1. Empty homes: brought to the fore this week by Channel Four's 'The Great British Property Scandal' run neatly in tandem with their Dispatches segment on 'Landlords from hell', this is all about sorting out the housing crisis using homes that already exist but for some reason currently stand empty, often whole streets or even neighbourhoods at a time. Landlords from hell covers the corruption in the rental markets, and how people are forced to live in these squalid conditions for the sake of a landlord like Dave Wells' profits. Often the homes that have stood empty for 10 years are in better nick. http://www.channel4.com/programmes/dispatches/
Channel Four have created a crowdsourcing tool for reporting empty homes here: http://www.channel4.com/programmes/the- ... -an-empty/
2. FixMyStreet: This tool has already proven very successful in making it easy to report street and street furniture defects and issues to the local council anywhere in the country. http://www.fixmystreet.com or a similar service (thinking competition here) should be suggested as a preferred tool to all councils.

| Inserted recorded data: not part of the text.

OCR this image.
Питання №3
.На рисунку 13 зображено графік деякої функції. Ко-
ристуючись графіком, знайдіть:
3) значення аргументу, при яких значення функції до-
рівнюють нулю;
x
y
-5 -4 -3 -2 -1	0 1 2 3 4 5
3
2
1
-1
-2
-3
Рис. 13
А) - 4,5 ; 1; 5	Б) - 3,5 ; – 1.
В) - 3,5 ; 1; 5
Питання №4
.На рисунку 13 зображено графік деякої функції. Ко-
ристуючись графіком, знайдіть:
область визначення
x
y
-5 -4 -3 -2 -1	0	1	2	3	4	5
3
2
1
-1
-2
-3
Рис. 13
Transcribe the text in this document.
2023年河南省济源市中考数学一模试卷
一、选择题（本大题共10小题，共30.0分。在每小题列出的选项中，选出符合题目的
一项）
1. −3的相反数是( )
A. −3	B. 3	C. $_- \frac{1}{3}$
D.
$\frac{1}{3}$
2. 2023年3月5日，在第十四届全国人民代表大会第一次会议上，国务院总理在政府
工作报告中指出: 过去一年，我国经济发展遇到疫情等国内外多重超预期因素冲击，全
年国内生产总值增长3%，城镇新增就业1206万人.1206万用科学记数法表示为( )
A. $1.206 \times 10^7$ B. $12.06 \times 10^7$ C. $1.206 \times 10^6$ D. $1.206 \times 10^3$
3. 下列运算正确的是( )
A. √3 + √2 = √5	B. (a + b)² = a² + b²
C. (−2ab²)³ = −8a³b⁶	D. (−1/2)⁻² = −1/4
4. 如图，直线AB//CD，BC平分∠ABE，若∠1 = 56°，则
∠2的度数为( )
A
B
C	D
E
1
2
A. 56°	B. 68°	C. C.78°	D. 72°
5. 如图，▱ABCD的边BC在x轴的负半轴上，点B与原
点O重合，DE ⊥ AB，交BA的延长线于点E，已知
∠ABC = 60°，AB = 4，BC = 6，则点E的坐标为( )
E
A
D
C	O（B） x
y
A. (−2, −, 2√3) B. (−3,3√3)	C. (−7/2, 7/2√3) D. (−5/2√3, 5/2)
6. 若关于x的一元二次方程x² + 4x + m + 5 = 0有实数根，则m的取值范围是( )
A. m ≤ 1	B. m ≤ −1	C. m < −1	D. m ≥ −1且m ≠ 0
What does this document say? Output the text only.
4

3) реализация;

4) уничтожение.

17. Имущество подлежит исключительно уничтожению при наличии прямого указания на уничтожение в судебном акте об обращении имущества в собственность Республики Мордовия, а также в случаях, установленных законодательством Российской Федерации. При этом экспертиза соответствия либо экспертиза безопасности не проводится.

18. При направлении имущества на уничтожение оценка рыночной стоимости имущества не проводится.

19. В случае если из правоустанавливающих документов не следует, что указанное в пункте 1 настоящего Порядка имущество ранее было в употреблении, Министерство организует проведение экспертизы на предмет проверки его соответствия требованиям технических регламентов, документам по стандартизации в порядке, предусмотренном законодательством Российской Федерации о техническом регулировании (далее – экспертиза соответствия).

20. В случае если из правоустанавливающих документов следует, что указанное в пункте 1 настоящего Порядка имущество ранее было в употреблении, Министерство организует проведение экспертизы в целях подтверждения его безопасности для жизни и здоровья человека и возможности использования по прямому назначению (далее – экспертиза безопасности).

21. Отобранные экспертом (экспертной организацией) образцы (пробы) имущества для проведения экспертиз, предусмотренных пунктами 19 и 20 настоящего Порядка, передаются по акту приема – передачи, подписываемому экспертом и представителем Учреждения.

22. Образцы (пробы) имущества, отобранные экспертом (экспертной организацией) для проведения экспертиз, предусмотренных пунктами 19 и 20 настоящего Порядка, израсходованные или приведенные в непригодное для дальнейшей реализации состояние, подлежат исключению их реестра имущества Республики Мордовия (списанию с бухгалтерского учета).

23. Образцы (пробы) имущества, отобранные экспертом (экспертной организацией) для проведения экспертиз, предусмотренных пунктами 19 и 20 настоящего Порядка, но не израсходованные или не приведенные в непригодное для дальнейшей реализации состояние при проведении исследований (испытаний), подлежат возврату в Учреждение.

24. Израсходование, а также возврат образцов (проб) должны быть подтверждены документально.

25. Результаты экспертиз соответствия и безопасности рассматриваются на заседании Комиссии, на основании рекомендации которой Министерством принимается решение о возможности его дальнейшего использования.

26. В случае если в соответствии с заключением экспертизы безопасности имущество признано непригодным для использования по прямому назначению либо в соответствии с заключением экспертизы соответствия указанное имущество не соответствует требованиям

3. FixMyTransport: This comes from the same people as FixMyStreet, http://www.mysociety.org and is at http://www.fixmytransport.com . This one's all about sorting out the public transport system, from crumbling train stations to raised bus stop kerbs.
I say the Pirate Party should work with these sorts of tools and integrate them as a general idea into policy.
EDIT: And why not refurbish these empty homes in the greenest and most sustainable ways possible, and integrate THAT into the policy?